From the commute home from work to a jog in the park, almost every aspect of our daily lives is affected by the quality of the air we breathe. In order to develop better methods for global forecasting and monitoring of air quality, NASA has joined forces with the Environmental Protection Agency (EPA) and the National Oceanic and Atmospheric Administration (NOAA), in an initiative called GEOSS, or the Global Earth Observation System of Systems.
GEOSS is a collaborative, international effort to share and integrate Earth observation data, and tools that are developed for GEOSS will aid in managing air quality and watersheds, and will improve drinking water, protect the food supply and ensure a safer transportation system.
During the week of Earth Day (April 22) the EPA will unveil a visualization tool that illustrates the global nature of air quality, representing a first step in this collaboration among NASA, EPA and NOAA. EPA will showcase this effort at their National Computer Center, in Research Triangle Park, North Carolina to highlight a new Remote Sensing Information Gateway to support the Global Earth Observation System of Systems (GEOSS).
Image Left: Shown here is a still image captured from the EPA's visualization. In the foreground is Florida and the south-eastern United States. (Click on the image to view a high-resolution version.) Image credit: John Holdzkom and Jim Szykman.
The Earth Day visualization is a model of the cooperation that is possible among the research agencies across the U.S., as it is based on a collaborative research campaign along with on-going efforts within EPA and NOAA on air quality forecasting.
"We need visualization tools like this to see just how interconnected things really are," said Jim Szykman, EPA. "We can drill down to the local level; look at an air quality event in our neighborhood; and then step back for the big picture to see the source of the event."
The International Consortium for Atmospheric Research on Transport and Transformation campaign of summer 2004 sought to combine research focused on three main areas: regional air quality, intercontinental transport and radiation balance in the atmosphere, allowing for an unprecedented characterization of key atmospheric processes.
"Chasing" air quality events such as Alaskan wild fires and Asian, U.S., and European ozone-producing emissions, the Earth Day visualization will illustrate the ability of these research campaigns to react to the changing environment.
During the campaign, NASA and NOAA ran experiments under the Intercontinental Chemical Transport Experiment - North America (INTEX-NA) and the New England Air Quality Study - Intercontinental Transport and Chemical Transformation programs respectively; while the Europeans -- the U.K., Germany and France -- organized coordinated studies under Intercontinental Transport of Pollution.
Image Right: In celebration of Earth Day, the EPA is launching a visualization tool that uses data from last summer’s INTEX-NA field campaign.
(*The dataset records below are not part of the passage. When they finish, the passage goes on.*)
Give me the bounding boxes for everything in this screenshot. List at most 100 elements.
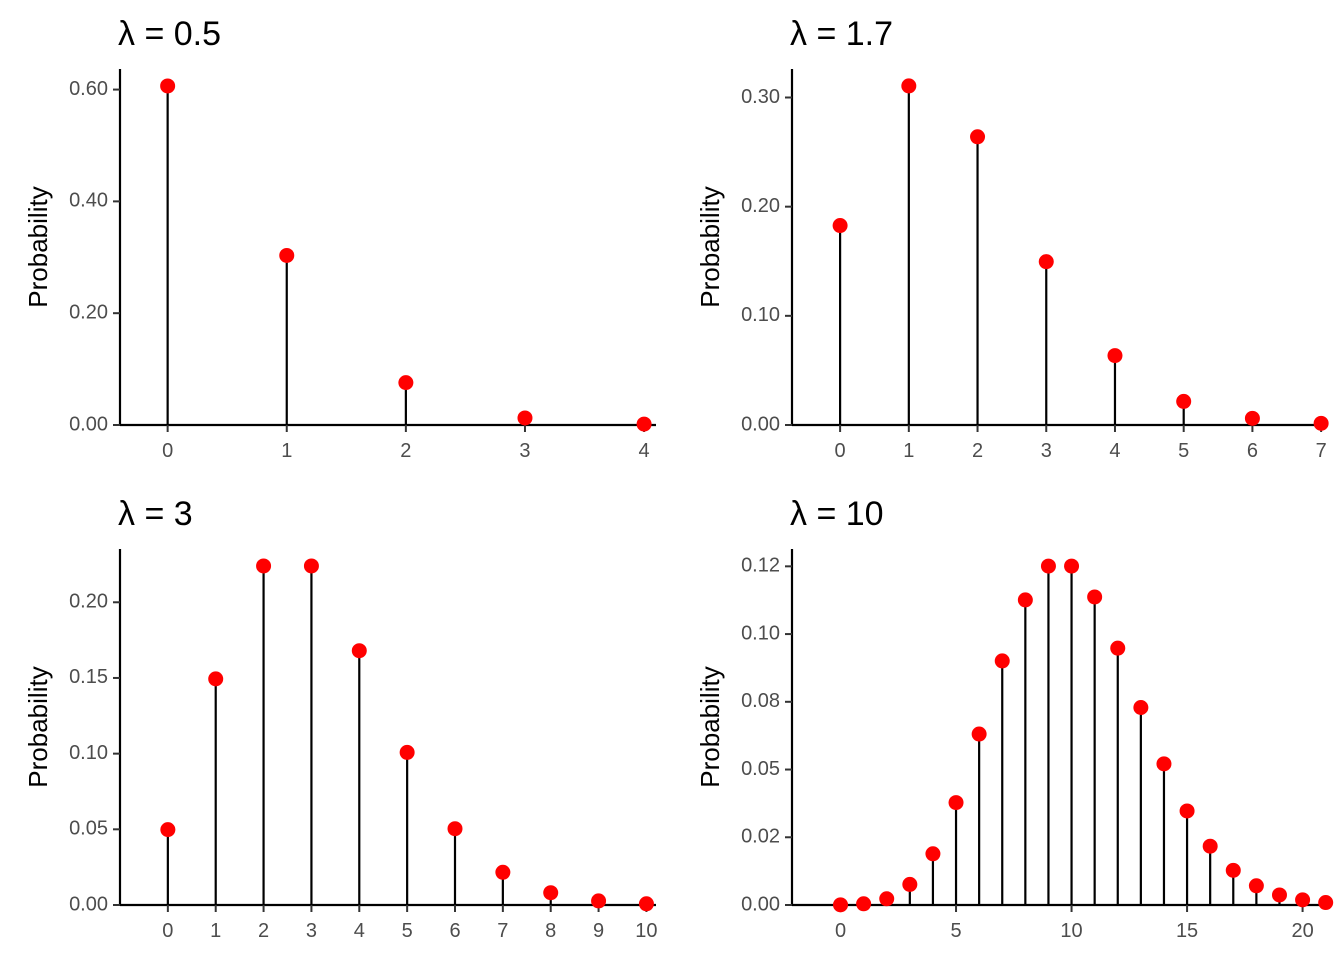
point-k9 [591,893,607,909]
panel-3: λ = 3 Probability 0.00 0.05 0.10 0.15 0.20 0 1 2 3… [23,495,658,942]
point-k4 [351,643,367,659]
x-tick-label: 1 [903,440,914,462]
point-k15 [1179,803,1195,819]
point-k3 [517,410,533,426]
point-k2 [256,558,272,574]
x-tick-label: 1 [281,440,292,462]
point-k1 [279,247,295,263]
x-tick-label: 0 [162,440,173,462]
point-k2 [398,375,414,391]
y-tick-label: 0.05 [69,818,108,840]
x-tick-label: 6 [449,920,460,942]
point-k6 [971,726,987,742]
x-tick-label: 7 [1316,440,1327,462]
x-tick-label: 0 [162,920,173,942]
point-k3 [902,876,918,892]
point-k0 [160,822,176,838]
y-tick-label: 0.20 [69,591,108,613]
point-k0 [832,218,848,234]
point-k10 [638,896,654,912]
y-tick-label: 0.40 [69,190,108,212]
x-tick-label: 3 [306,920,317,942]
point-k7 [495,864,511,880]
x-tick-label: 1 [210,920,221,942]
y-tick-label: 0.05 [741,758,780,780]
panel-1: λ = 0.5 Probability 0.00 0.20 0.40 0.60 0 1 2 3 4 [23,15,656,462]
y-axis-label: Probability [695,666,725,787]
x-tick-label: 3 [519,440,530,462]
y-tick-label: 0.60 [69,78,108,100]
y-tick-label: 0.00 [741,893,780,915]
x-tick-label: 4 [639,440,650,462]
x-tick-label: 10 [635,920,657,942]
y-tick-label: 0.10 [741,622,780,644]
point-k6 [447,821,463,837]
point-k14 [1156,756,1172,772]
point-k1 [901,78,917,94]
point-k8 [1017,592,1033,608]
point-k17 [1225,862,1241,878]
point-k0 [833,897,849,913]
point-k7 [1313,415,1329,431]
x-tick-label: 5 [950,920,961,942]
point-k3 [303,558,319,574]
point-k12 [1110,640,1126,656]
point-k4 [636,416,652,432]
x-tick-label: 5 [1178,440,1189,462]
panel-title: λ = 1.7 [790,15,893,53]
point-k11 [1087,589,1103,605]
y-tick-label: 0.00 [69,893,108,915]
x-tick-label: 8 [545,920,556,942]
x-tick-label: 3 [1041,440,1052,462]
x-tick-label: 2 [400,440,411,462]
point-k8 [543,885,559,901]
panel-title: λ = 0.5 [118,15,221,53]
x-tick-label: 5 [402,920,413,942]
point-k5 [1176,393,1192,409]
x-tick-label: 0 [835,920,846,942]
point-k20 [1295,892,1311,908]
point-k2 [879,891,895,907]
panel-title: λ = 10 [790,495,884,533]
point-k21 [1318,895,1334,911]
y-tick-label: 0.20 [69,301,108,323]
panel-4: λ = 10 Probability 0.00 0.02 0.05 0.08 0.10 0.1… [695,495,1334,942]
x-tick-label: 0 [835,440,846,462]
point-k4 [1107,348,1123,364]
point-k1 [856,896,872,912]
x-tick-label: 15 [1176,920,1198,942]
point-k7 [994,653,1010,669]
y-tick-label: 0.00 [69,413,108,435]
point-k3 [1038,254,1054,270]
point-k18 [1248,878,1264,894]
y-tick-label: 0.30 [741,86,780,108]
y-tick-label: 0.02 [741,826,780,848]
x-tick-label: 4 [1109,440,1120,462]
point-k5 [399,744,415,760]
x-tick-label: 9 [593,920,604,942]
x-tick-label: 4 [354,920,365,942]
point-k13 [1133,699,1149,715]
point-k9 [1040,558,1056,574]
x-tick-label: 6 [1247,440,1258,462]
y-tick-label: 0.08 [741,690,780,712]
point-k4 [925,846,941,862]
panel-title: λ = 3 [118,495,193,533]
y-tick-label: 0.10 [741,304,780,326]
y-axis-label: Probability [695,186,725,307]
y-tick-label: 0.15 [69,666,108,688]
y-axis-label: Probability [23,666,53,787]
y-tick-label: 0.00 [741,413,780,435]
point-k1 [208,671,224,687]
y-tick-label: 0.20 [741,195,780,217]
point-k19 [1271,887,1287,903]
point-k0 [160,78,176,94]
panel-2: λ = 1.7 Probability 0.00 0.10 0.20 0.30 0 1 2 3 4 5… [695,15,1329,462]
y-tick-label: 0.12 [741,555,780,577]
x-tick-label: 20 [1291,920,1313,942]
x-tick-label: 10 [1060,920,1082,942]
y-axis-label: Probability [23,186,53,307]
point-k2 [970,129,986,145]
Shown here are science team members from INTEX-NA. Langley Research Center made significant contributions to this mission. (Click on the image to view a high-resolution version.) Image credit: INTEX-NA Science Team/NASA.
“These combined NASA/NOAA field campaigns provide an ideal opportunity to evaluate the impacts of measurements of ozone, aerosols, and other pollutants from NASA satellites in National Air Quality forecasting,” said R. Bradley Pierce, a research scientist at NASA Langley Research Center and one of the INTEX-NA science team members responsible for providing chemical and aerosol forecasts for mission flight planning.
Integral to the Earth Day visualization, the INTEX-NA data sets are managed by the Atmospheric Science Data Center at NASA Langley Research Center in Hampton, Va.